Enrico Colajanni ex presidente e fondatore dell'associazione antiracket Libero Futuro continua ad oltranza la sua protesta, giunta a 32 giorni di sciopero della fame, per continuare a tenere alta l'attenzione nei confronti di quelle associazioni che, a causa delle decisioni prese dalle Prefetture di Palermo e Trapani che hanno emanato, nel giro di dodici mesi, ben quattro interdittive, si ritrovano ad essere bollate come infiltrate dalla mafia e impossibilitate a svolgere la loro attività di assistenza alle vittime del racket.

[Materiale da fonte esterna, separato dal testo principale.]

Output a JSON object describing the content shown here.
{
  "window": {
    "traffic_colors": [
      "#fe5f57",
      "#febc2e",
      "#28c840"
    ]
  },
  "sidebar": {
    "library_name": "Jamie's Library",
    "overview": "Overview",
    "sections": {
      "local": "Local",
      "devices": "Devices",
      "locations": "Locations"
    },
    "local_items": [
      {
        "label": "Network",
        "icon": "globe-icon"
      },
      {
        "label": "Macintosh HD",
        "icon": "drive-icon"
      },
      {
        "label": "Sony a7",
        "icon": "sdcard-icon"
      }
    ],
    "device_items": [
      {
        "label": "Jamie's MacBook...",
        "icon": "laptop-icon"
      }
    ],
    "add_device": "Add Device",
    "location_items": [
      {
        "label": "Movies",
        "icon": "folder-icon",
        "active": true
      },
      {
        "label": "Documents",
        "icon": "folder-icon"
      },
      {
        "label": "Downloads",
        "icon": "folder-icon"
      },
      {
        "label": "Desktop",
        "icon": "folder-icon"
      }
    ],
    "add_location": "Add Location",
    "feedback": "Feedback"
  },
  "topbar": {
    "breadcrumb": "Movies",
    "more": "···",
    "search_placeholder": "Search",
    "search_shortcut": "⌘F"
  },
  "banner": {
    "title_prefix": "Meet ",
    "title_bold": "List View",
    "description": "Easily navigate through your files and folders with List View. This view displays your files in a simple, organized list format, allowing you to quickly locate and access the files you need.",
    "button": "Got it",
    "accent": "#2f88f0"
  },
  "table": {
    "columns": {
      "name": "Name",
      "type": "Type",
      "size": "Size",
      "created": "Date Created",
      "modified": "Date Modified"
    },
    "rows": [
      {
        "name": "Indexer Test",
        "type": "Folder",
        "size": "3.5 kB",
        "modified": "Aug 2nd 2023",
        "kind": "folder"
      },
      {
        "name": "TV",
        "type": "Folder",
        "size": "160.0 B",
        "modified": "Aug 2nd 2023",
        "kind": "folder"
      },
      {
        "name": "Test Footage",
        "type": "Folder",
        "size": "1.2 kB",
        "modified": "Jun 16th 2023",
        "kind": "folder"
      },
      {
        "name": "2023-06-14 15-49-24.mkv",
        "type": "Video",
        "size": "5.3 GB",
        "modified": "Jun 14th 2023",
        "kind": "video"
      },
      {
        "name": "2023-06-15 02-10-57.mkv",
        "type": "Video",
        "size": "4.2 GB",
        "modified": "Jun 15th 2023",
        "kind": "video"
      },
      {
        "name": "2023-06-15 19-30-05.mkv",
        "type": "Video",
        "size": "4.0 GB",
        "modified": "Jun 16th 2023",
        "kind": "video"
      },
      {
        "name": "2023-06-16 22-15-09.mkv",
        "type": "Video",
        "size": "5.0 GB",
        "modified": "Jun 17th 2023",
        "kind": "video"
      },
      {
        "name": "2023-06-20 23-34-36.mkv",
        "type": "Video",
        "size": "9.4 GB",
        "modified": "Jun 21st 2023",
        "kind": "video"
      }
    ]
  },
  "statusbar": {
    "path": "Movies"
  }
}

Siamo stati esclusi perchè considerati scomodi ma adesso vogliamo risposte - afferma Colajanni -. La sua associazione fu cancellata tramite un provvedimento del prefetto De Miro, perchè all'interno di Libero Futuro vi erano persone vicine ad ambienti mafiosi. A sostenere Colajanni nella sua battaglia c'è anche il suo amico di Partanna, Nicola Clemenza, che è pronto a continuare la protesta alternandosi in staffetta nel momento in cui, per forza di cose, Colajanni dovrà fermarsi.
"Forse lo strumento più incisivo nella lotta alla mafia era proprio l'organizzazione sociale e civile, è chiaro che vogliono distruggere questa - ha detto Clemenza - nel corso alla conferenza stampa indetta alcuni giorni fa da Colajanni per lanciare una raccolta firme -. Siamo riusciti veramente a dare fastidio, oggi verrebbe da chiedersi se noi società civile potessimo fare le interdittive a loro, alle istituzioni, visto che da parte nostra non c'è nessuno straccio di prova, ma solo fango e parole buttate per dare fastidio".
Intanto, come dicevamo, sulla piattaforma Change.org è stata lanciata la petizione online per far crescere la protesta, sono oltre 2.700 le adesioni. «Per le firme non c’è limite. Più sono e meglio è - dice ancora Colajanni -. Ci servono per fare pressione sui media affinché ci ascoltino e per pressare i politici affinché prendano provvedimenti".
"Libero Futuro e le altre associazioni negli ultimi 11 anni si sono impegnate a fianco di centinaia di vittime - si legge in una nota dell'associazione -. Una attività complessa che ha interessato tante imprese in un percorso di collaborazione con le Forze dell’Ordine per uscire dal sistema del racket mafioso, frutto di travagliate scelte personali di imprenditori per intraprendere un percorso di legalità supportato spesso da percorsi giudiziari. Siamo preoccupati del fatto che tale patrimonio di impegno civile - continuano i responsabili di Libero Futuro - possa andare perduto. Pertanto abbiamo approfondito la questione e non possiamo non concordare sul fatto che tali interdittive siano non sufficientemente motivate e che sarebbe opportuno rivederle riabilitando le associazioni. Inoltre è indispensabile ribadire che al di là delle interdittive in questione vi è un problema più generale che il legislatore dovrebbe affrontare riformando lo strumento delle interdittive antimafia".